I bet at lot of the people posting on this thread do not have kids with SN. Probably came from hot topics.


Doubt it.
Anonymous
Anonymous wrote:
Anonymous wrote:
Anonymous wrote:
Anonymous wrote:Every parenting class for neurodiverse families stipulate to Pick Your Battles.
Hitting a sibling is usually one of them. So is tons of sibling bullying.

If it happens, the caretaker stops, walks over to the original offender (by now there may be a squabble so simply sending everyone to their rooms empowers the original offender)c gets low and looks them in the eye, tells them we Do Not Hit Others. not at school, not at the playground, not st home.

Then the offender gets a consequence, that affects them. Less screen time for the week, no dessert on Fridays, goes to room no TV.

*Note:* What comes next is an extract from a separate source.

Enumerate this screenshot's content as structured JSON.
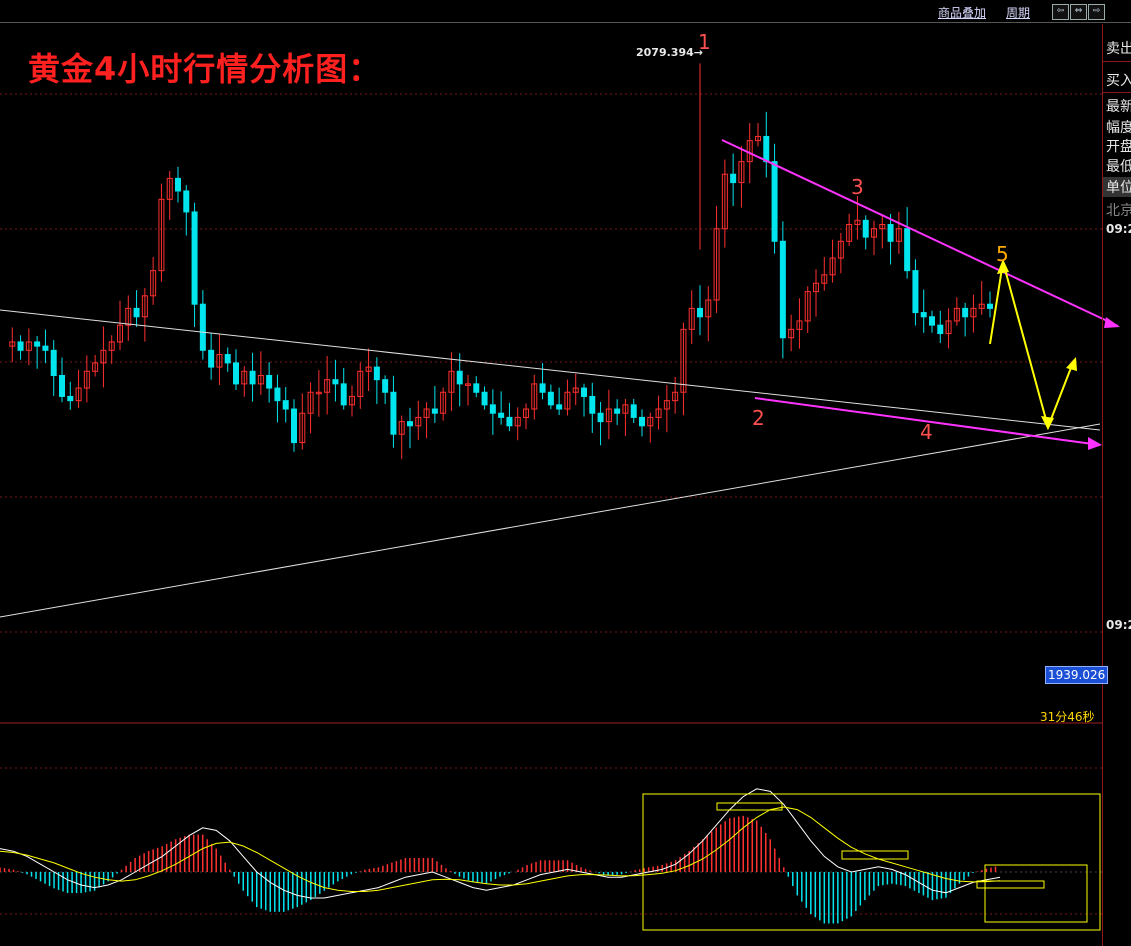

NP here, in a somewhat similar situation as OP and other posters. One variation on this scenario, that sometimes happens in our house is that the younger NT sibling does lightly hits the older ADHD sibling. Then the older sibling takes it up a notch (or 10) by smacking the younger sibling. What is recommended then? To be honest I’m not sure our responses have always been consistent (working on that), but most recently we did admonish the older adhd child more because they escalated and then some.

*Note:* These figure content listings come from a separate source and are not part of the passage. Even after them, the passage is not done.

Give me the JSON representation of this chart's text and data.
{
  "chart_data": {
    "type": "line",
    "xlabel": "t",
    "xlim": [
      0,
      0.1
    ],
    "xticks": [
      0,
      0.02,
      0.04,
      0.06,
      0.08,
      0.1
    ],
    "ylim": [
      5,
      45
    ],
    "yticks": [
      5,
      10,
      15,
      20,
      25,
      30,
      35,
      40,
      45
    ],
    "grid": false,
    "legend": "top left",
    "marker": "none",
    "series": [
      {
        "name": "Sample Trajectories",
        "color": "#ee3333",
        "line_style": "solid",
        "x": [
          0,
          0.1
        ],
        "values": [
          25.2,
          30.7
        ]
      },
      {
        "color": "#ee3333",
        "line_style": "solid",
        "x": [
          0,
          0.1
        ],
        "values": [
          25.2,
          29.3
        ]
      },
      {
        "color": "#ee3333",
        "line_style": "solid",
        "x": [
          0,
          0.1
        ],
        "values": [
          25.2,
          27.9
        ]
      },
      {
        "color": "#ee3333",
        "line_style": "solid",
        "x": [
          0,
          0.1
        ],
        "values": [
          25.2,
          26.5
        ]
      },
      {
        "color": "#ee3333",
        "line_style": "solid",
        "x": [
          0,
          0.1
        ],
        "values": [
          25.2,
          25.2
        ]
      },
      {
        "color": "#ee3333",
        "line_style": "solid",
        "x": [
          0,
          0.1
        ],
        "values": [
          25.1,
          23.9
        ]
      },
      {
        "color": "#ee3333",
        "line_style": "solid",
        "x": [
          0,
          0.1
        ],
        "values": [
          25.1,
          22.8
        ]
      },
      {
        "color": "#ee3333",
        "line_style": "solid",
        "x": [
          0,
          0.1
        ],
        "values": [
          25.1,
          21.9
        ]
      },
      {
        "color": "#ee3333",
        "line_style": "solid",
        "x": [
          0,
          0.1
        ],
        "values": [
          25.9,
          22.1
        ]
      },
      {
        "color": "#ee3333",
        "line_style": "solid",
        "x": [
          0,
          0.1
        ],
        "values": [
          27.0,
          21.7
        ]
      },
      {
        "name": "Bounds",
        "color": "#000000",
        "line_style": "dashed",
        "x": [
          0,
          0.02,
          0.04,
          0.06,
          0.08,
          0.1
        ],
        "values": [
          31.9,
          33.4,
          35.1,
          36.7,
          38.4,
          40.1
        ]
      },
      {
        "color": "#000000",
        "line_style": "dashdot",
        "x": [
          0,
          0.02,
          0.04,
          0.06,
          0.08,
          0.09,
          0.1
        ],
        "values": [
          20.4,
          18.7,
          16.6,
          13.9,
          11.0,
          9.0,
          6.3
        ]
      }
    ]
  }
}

Also, OP, good luck to you and sorry to see you’ve gotten so many judgmental posts. I’m used to seeing better on this board.


I bet at lot of the people posting on this thread do not have kids with SN. Probably came from hot topics.

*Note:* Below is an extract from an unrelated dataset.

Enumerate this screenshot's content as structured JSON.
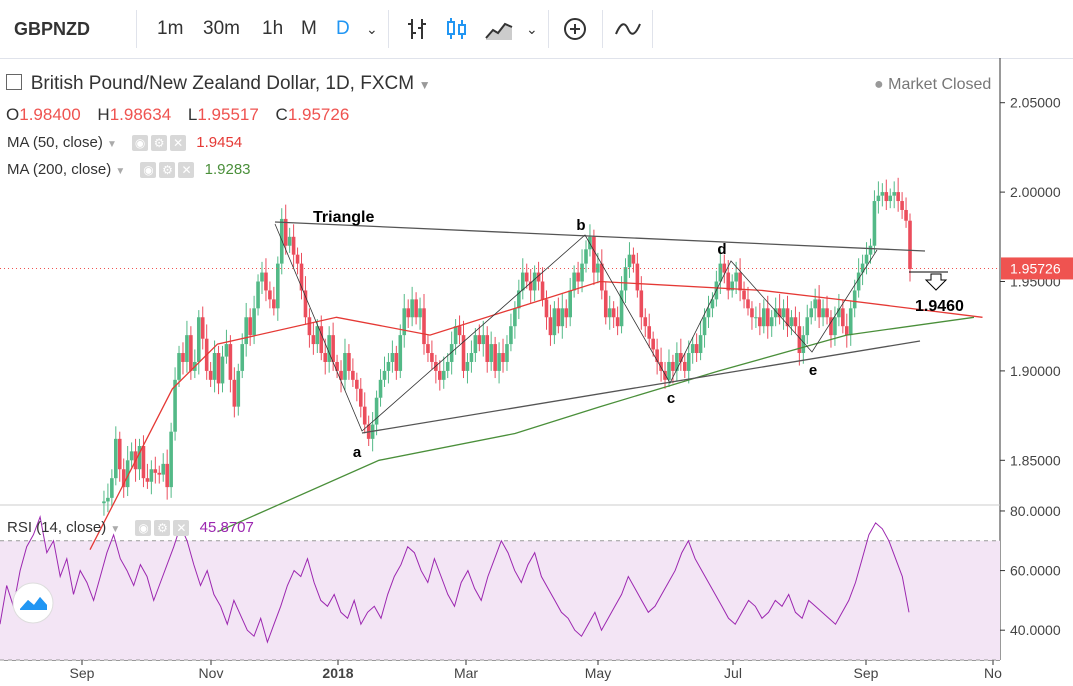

No, we do have kids with SN. But it's not an excuse. It means they need to work harder, it doesn't mean we feel sympathy for them or give them pass.


Good lord. Get a clue. There are varying degrees of special needs. My son has ID and behavior modification is beyond hard. Based on your judgmental, exacting advice, I should’ve sent him away by now. The thing is, he exists, he’s disabled, his disabilities cause severe social issues he can’t be disciplined or therapized out and we try and we don’t accept and se acknowledge it’s hard and give separate time in spades.
Anonymous
Anonymous wrote:
Anonymous wrote:
Anonymous wrote:
Anonymous wrote:
Anonymous wrote:Every parenting class for neurodiverse families stipulate to Pick Your Battles.
Hitting a sibling is usually one of them. So is tons of sibling bullying.

If it happens, the caretaker stops, walks over to the original offender (by now there may be a squabble so simply sending everyone to their rooms empowers the original offender)c gets low and looks them in the eye, tells them we Do Not Hit Others. not at school, not at the playground, not st home.

Then the offender gets a consequence, that affects them. Less screen time for the week, no dessert on Fridays, goes to room no TV.


NP here, in a somewhat similar situation as OP and other posters. One variation on this scenario, that sometimes happens in our house is that the younger NT sibling does lightly hits the older ADHD sibling. Then the older sibling takes it up a notch (or 10) by smacking the younger sibling. What is recommended then? To be honest I’m not sure our responses have always been consistent (working on that), but most recently we did admonish the older adhd child more because they escalated and then some.

Also, OP, good luck to you and sorry to see you’ve gotten so many judgmental posts. I’m used to seeing better on this board.


I bet at lot of the people posting on this thread do not have kids with SN. Probably came from hot topics.


No, we do have kids with SN. But it's not an excuse. It means they need to work harder, it doesn't mean we feel sympathy for them or give them pass.


Good lord. Get a clue. There are varying degrees of special needs. My son has ID and behavior modification is beyond hard. Based on your judgmental, exacting advice, I should’ve sent him away by now. The thing is, he exists, he’s disabled, his disabilities cause severe social issues he can’t be disciplined or therapized out and we try and we don’t accept and se acknowledge it’s hard and give separate time in spades.


Did I say my kids are easy? I don't blame sibling for not accepting, not tolerating, or sometimes not even liking his brother though.